The Sixth Tenet: The principal goal of monastic health care should be to help communicants take care of themselves.
Those of us who reached adulthood during the last few decades were brought up to overestimate the effectiveness and safety of professional medical care, and to seriously underestimate our own potential for keeping ourselves healthy, for managing our illnesses, and for taking an active role when working with doctors and other health care practitioners.
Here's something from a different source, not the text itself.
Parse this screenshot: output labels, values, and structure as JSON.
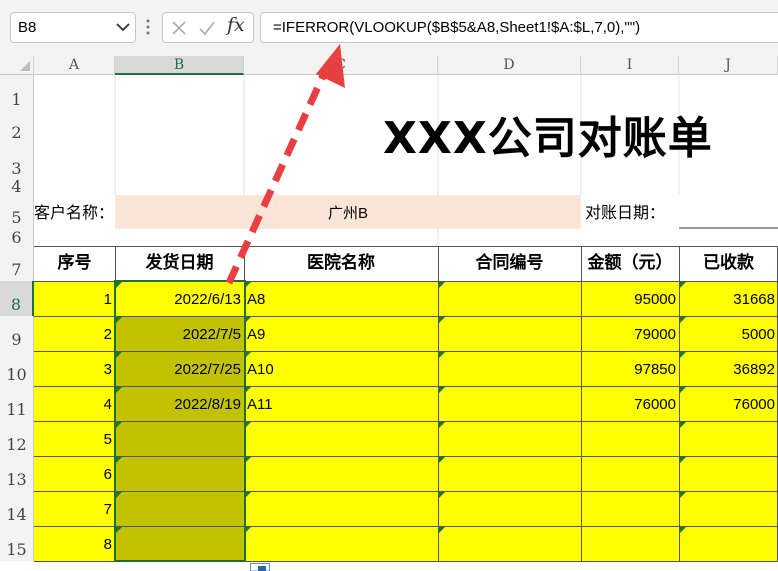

We need to seek out and support those health workers and consumer groups whose number one priority is to encourage our self-care efforts and increase our level of health responsibility and competence.
The Seventh Tenet: Health springs from regenerative functions.
Many have been taught to think of health problems as inevitable breakdowns that can be repaired only by professionals. As a result, many ignore their health until a problem becomes an emergency. Then establishment medicine attempts heroic solutions like surgery, organ transplant, and drugs.
The human body has innate healing powers. But to operate at their optimal levels, these powers require constant nourishment and care: a healthful diet and environment, regular exercise, the support of others, a meaningful life, and a good measure of self-care. The body has its own wisdom, but it must be listened to, understood, and trusted.